I have the same observation. I've been able to improve things I just didn't have the energy to do for a while. But if you're gonna be lazy, it will multiply the bad.
Trying to get some third party hardware working with raspi
The hardware provider provides 2 separate code bases with separate documentation but only supports the latest one.
I literally had to force feed the newer code base into ChatGPT, and then feed in working example code to get it going, else it constantly reference the wrong methods.
If I just kept going Code / output / repeat it would maybe have stumbled on the answer but it was way off.

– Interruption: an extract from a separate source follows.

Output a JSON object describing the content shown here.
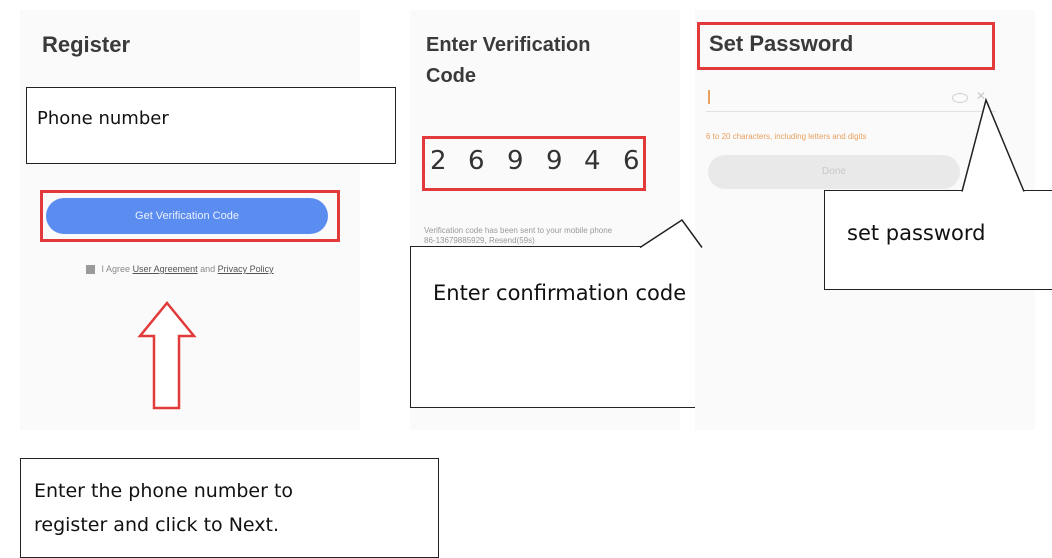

This is one of several shortcomings I’ve encountered in all major LLMs. The llm has consumed multiple versions of SDKs from the same manufacturer and cannot tell them apart. Mixing up apis, methods, macros, etc. Worse is that for more esoteric code with fewer samples, or more wrong than right answers in the corpus means always getting broken code. I had this issue working on some NXP embedded code.
Human sites are also really bad about mixing content from old and new versions. SO to this day still does not have a version field you can use to filter results or more precisely target questions.
I see those as carefully applied bandaids. But maybe that’s how we need to use AI for now. I mean we’re burning a lot of tokens to undo mistakes in the weights. That can’t be the right solution because it doesn’t scale. IMO.
Yesterday I searched how to fix some windows issue, google AI told me to create a new registry key as a 32 bit value and write a certain string in there.